Użytkuję swego Panasa już prawie od dwóch miesięcy i mogę podzielić się kilkoma refleksjami:
Swoją 42" plazmę LG postanowiłem zmienić na coś trochę większego, co będzie głównie użytkowane do oglądania programów tv, jak i grania na konsoli XBOX. Po kilkudniowym studiowaniu forum wybór padł na Panasonica 47ET5E.
Po wstępnym ustawieniu odbiornika do rekomendowanych na tym forum parametrów, przystąpiłem do "konsumpcji" obrazu. I tak:
- jeśli chodzi o wierność kolorów, temperaturę barwową obrazu i naturalny odcień skóry (jako fot.ślubny mam na tym punkcie pier...), to ten odbiornik jest rewelacyjny. Obraz generowany przez leda Panasa przeskoczył jakościowo to, co miałem na plazmie LG. Czerń nie różni się znacznie od czerni, którą widziałem na plazmie, przy ciemnych scenach niewidoczne są jaśniejsze krawędzie, czy narożniki ekranu - nawet podczas nocnego oglądania. Obraz jest plastyczny i dynamiczny, cokolwiek te pojęcia-worki oznaczają.Do dźwięku także nie mam zastrzeżeń, poza tym od tv nie wymagam aby grał jak mój wzmak Accuphase.
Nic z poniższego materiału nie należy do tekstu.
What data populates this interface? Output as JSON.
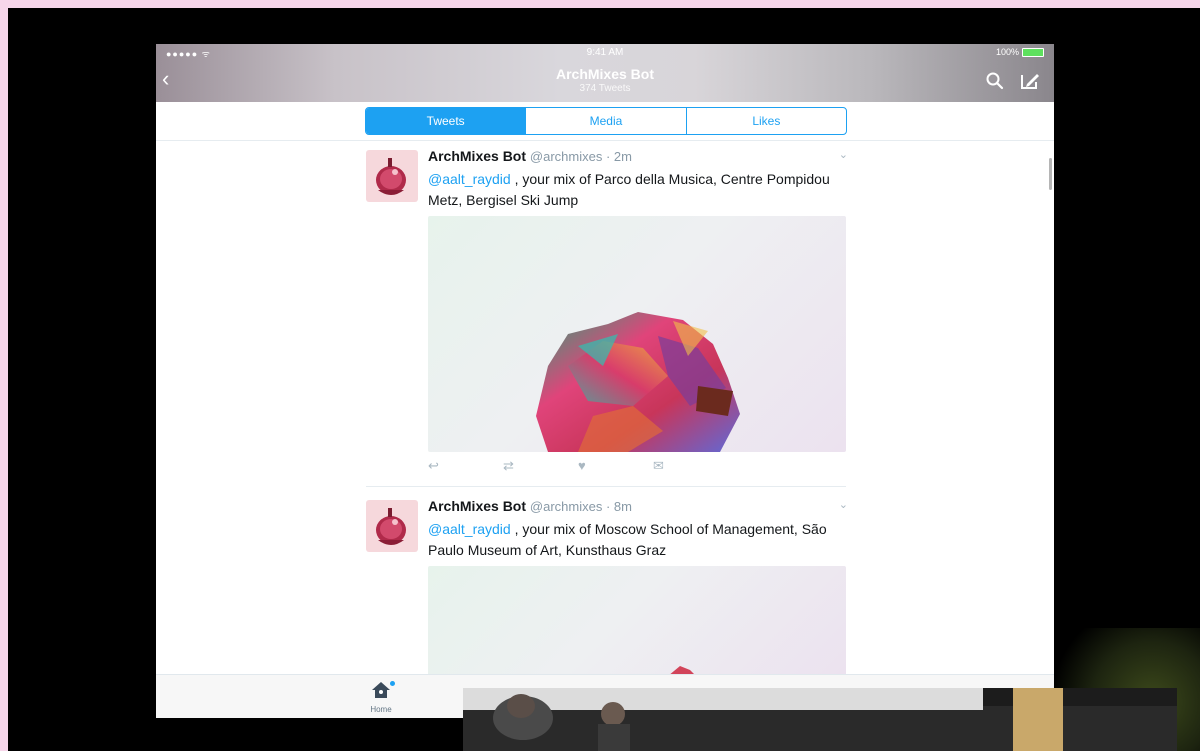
{
  "status_bar": {
    "signal": "●●●●● ᯤ",
    "time": "9:41 AM",
    "battery": "100%"
  },
  "navbar": {
    "title": "ArchMixes Bot",
    "subtitle": "374 Tweets"
  },
  "tabs": [
    {
      "label": "Tweets",
      "active": true
    },
    {
      "label": "Media",
      "active": false
    },
    {
      "label": "Likes",
      "active": false
    }
  ],
  "tweets": [
    {
      "name": "ArchMixes Bot",
      "meta": "@archmixes · 2m",
      "mention": "@aalt_raydid",
      "text": " , your mix of Parco della Musica, Centre Pompidou Metz, Bergisel Ski Jump"
    },
    {
      "name": "ArchMixes Bot",
      "meta": "@archmixes · 8m",
      "mention": "@aalt_raydid",
      "text": " , your mix of Moscow School of Management, São Paulo Museum of Art, Kunsthaus Graz"
    }
  ],
  "tab_bar": {
    "home_label": "Home"
  },
  "colors": {
    "accent": "#1da1f2",
    "text": "#14171a",
    "muted": "#8899a6"
  }
}
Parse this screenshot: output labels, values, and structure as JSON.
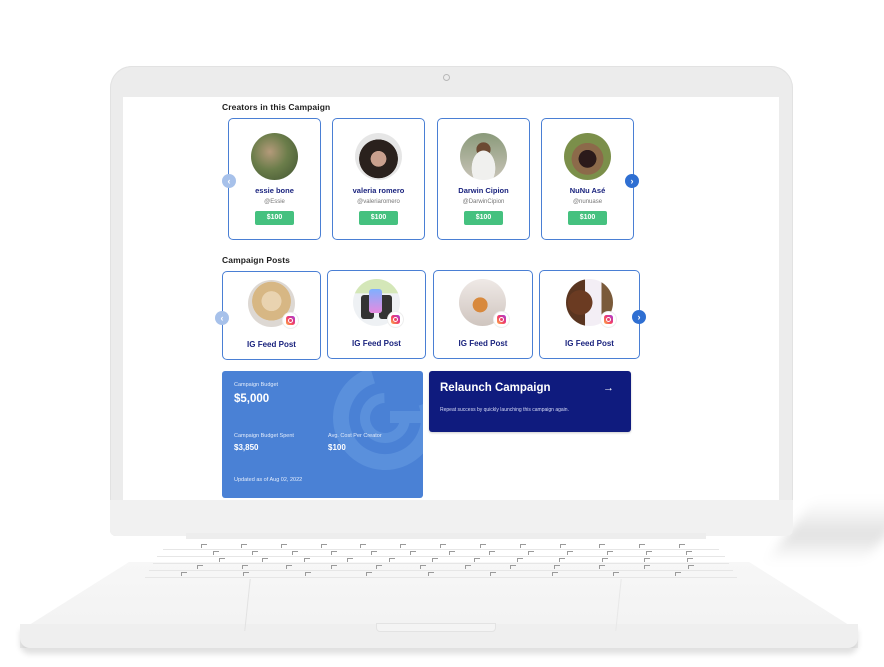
{
  "creators_section": {
    "title": "Creators in this Campaign",
    "prev_icon": "chevron-left-icon",
    "next_icon": "chevron-right-icon",
    "creators": [
      {
        "name": "essie bone",
        "handle": "@Essie",
        "price": "$100"
      },
      {
        "name": "valeria romero",
        "handle": "@valeriaromero",
        "price": "$100"
      },
      {
        "name": "Darwin Cipion",
        "handle": "@DarwinCipion",
        "price": "$100"
      },
      {
        "name": "NuNu Asé",
        "handle": "@nunuase",
        "price": "$100"
      }
    ]
  },
  "posts_section": {
    "title": "Campaign Posts",
    "posts": [
      {
        "label": "IG Feed Post",
        "platform_icon": "instagram-icon"
      },
      {
        "label": "IG Feed Post",
        "platform_icon": "instagram-icon"
      },
      {
        "label": "IG Feed Post",
        "platform_icon": "instagram-icon"
      },
      {
        "label": "IG Feed Post",
        "platform_icon": "instagram-icon"
      }
    ]
  },
  "budget": {
    "budget_label": "Campaign Budget",
    "budget_value": "$5,000",
    "spent_label": "Campaign Budget Spent",
    "spent_value": "$3,850",
    "avg_label": "Avg. Cost Per Creator",
    "avg_value": "$100",
    "updated": "Updated as of Aug 02, 2022",
    "accent_color": "#4a81d5"
  },
  "relaunch": {
    "title": "Relaunch Campaign",
    "arrow": "→",
    "description": "Repeat success by quickly launching this campaign again.",
    "color": "#0f1b7e"
  },
  "nav": {
    "prev": "‹",
    "next": "›"
  }
}
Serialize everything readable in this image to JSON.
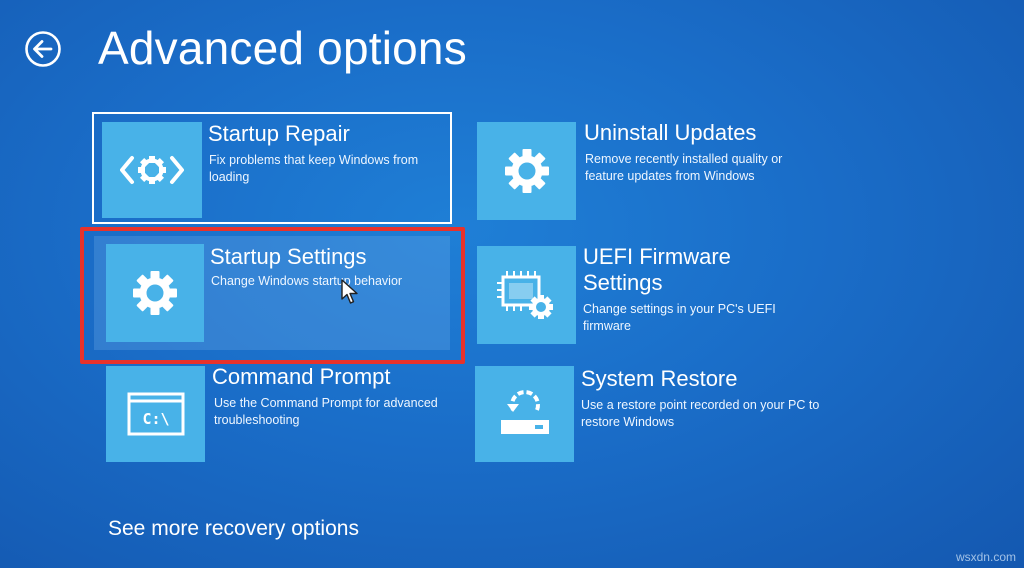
{
  "page": {
    "title": "Advanced options",
    "back_icon": "back-arrow-icon"
  },
  "options": {
    "startup_repair": {
      "name": "Startup Repair",
      "description": "Fix problems that keep Windows from loading",
      "icon": "repair-gear-brackets-icon",
      "state": "focused"
    },
    "startup_settings": {
      "name": "Startup Settings",
      "description": "Change Windows startup behavior",
      "icon": "gear-icon",
      "state": "highlighted"
    },
    "command_prompt": {
      "name": "Command Prompt",
      "description": "Use the Command Prompt for advanced troubleshooting",
      "icon": "command-prompt-icon",
      "tile_text": "C:\\"
    },
    "uninstall_updates": {
      "name": "Uninstall Updates",
      "description": "Remove recently installed quality or feature updates from Windows",
      "icon": "gear-icon"
    },
    "uefi_firmware": {
      "name": "UEFI Firmware Settings",
      "description": "Change settings in your PC's UEFI firmware",
      "icon": "firmware-chip-gear-icon"
    },
    "system_restore": {
      "name": "System Restore",
      "description": "Use a restore point recorded on your PC to restore Windows",
      "icon": "system-restore-icon"
    }
  },
  "more_link": "See more recovery options",
  "watermark": "wsxdn.com",
  "colors": {
    "background": "#1a6dc8",
    "tile": "#48b2e8",
    "highlight_border": "#e8322b",
    "text": "#ffffff"
  }
}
- multimedialność - tv łyka praktycznie wszystko, co mu się poda: nie ma problemu ze zdjęciami, divixami, mp3. Bez zarzutu współpracuje z domową siecią wifi, zapewnia duży komfort podczas przeglądania YT, Ipla, czy tym podobnych serwisów internetowych. W chwilach znudzenia mogę pograć nawet w szachy

- wygląd zewnętrzny i obsługa - osobiście bardziej przypada mi do gustu dizajn Samsunga - cienka ramka chyba fajniej komponuje się z ekranami większymi niż 42" - ale to moje subiektywne odczucie. Menu odbiornika jest przejrzyste i nie sprawia trudności w poruszaniu się po nim. Wszystkie opcje potrzebne dla normalnego zjadacza są "pod ręką", "kombinatorzy" mogą wejść w menu zaawansowane i tam poeksperymentować z różnymi ustawieniami obrazu. Pilot wbrew pozorom i topornemu wyglądowi dość przyjemnie leży w ręku, można zaryzykować stwierdzenie, że jego przekrój jest bardziej ergonomiczny niż klasyczne prostopadłościany

Mogłyby być podświetlane przyciski, ale...idzie to przeżyć.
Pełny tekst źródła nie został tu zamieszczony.